Thank you for your replies… At this stage, I am going for option (2), will be good for the champagnes, but those Gold Kapsel will be like ‘young teens’ still in 10 years time, or even 20, oh hopefully this low temp will help with preventing /stalling those ‘premox’ in white burgundy as well [snort.gif]

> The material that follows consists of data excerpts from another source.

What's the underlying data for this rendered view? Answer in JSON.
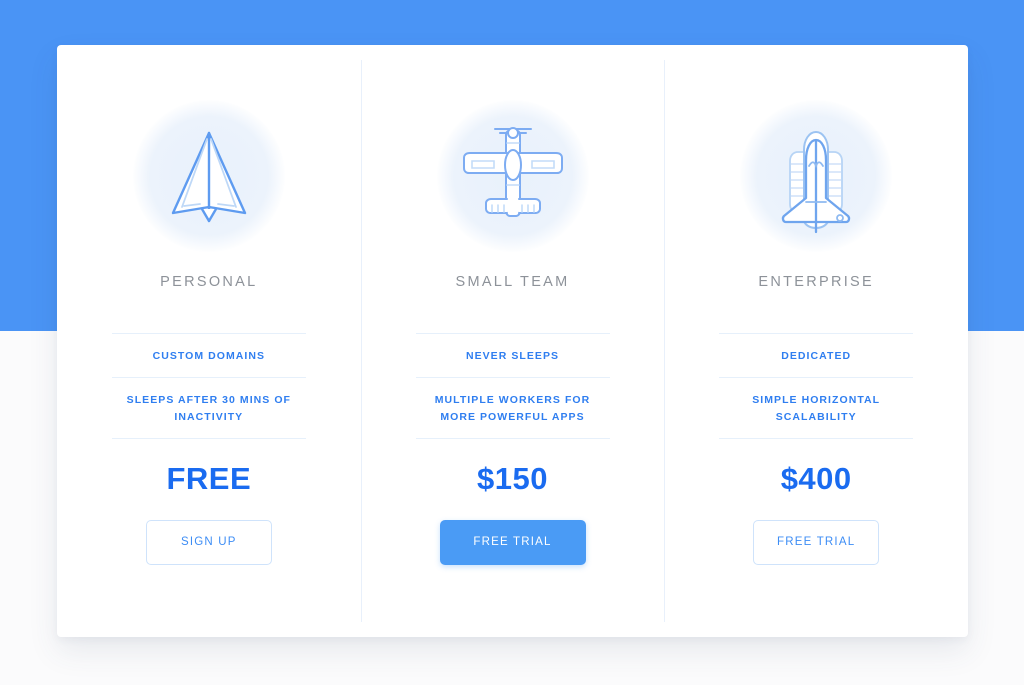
{
  "theme": {
    "band_color": "#4a94f5",
    "accent_blue": "#4a9bf5",
    "price_blue": "#1a6bf0",
    "feature_blue": "#2f7ef0",
    "title_gray": "#8d9299",
    "divider": "#e6f0fb",
    "card_bg": "#ffffff",
    "page_bg": "#fbfbfc"
  },
  "plans": [
    {
      "id": "personal",
      "name": "PERSONAL",
      "icon": "paper-plane-icon",
      "features": [
        "CUSTOM DOMAINS",
        "SLEEPS AFTER 30 MINS OF INACTIVITY"
      ],
      "price": "FREE",
      "cta_label": "SIGN UP",
      "cta_style": "outline"
    },
    {
      "id": "small-team",
      "name": "SMALL TEAM",
      "icon": "propeller-plane-icon",
      "features": [
        "NEVER SLEEPS",
        "MULTIPLE WORKERS FOR MORE POWERFUL APPS"
      ],
      "price": "$150",
      "cta_label": "FREE TRIAL",
      "cta_style": "filled"
    },
    {
      "id": "enterprise",
      "name": "ENTERPRISE",
      "icon": "space-shuttle-icon",
      "features": [
        "DEDICATED",
        "SIMPLE HORIZONTAL SCALABILITY"
      ],
      "price": "$400",
      "cta_label": "FREE TRIAL",
      "cta_style": "outline"
    }
  ]
}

Hey Andrew, in the long run, if I set it to ‘dry’, what problems can I expect? other than compressor burnt out?
my cellar space is 4 m x 3 m x 2.5 m, and unit is 3.5 kw

Cheers

It is obvious that the wine will age slower in a cooler cellar (52 F even 49 F) but they seem to always taste better, especially white wines. It will still gain complexity yet the fruit will remain ample and fresh.

This.

And this:

I’m not an A/C pro by any means, but 3.5kw ~ 12000BTU (for us Yanks) and your space is about 130 sq. ft. and 1000 cu. ft. Of course, one needs to know the exterior temperature (which I assume is generally conditioned so in the 20-25 C range (68-77 F)) and the heat gain in terms of insulation. That said, what you have seems somewhat oversized but not massively so. (I have a ~500 cu ft. cellar with a 6000BTU A/C and it’s fine with substantial insulation-R20 walls, R30 ceiling).

Running it on “dry” shouldn’t cause compressor burnout unless it’s running all the time. There’s more of a risk from frequent cycling.

As mentioned by someone else, I use EvaDry units to control humidity. Buy a couple and swap them in/out to get your desired humidity. You’ll soon learn your required frequency of swapping, and it seems to work well.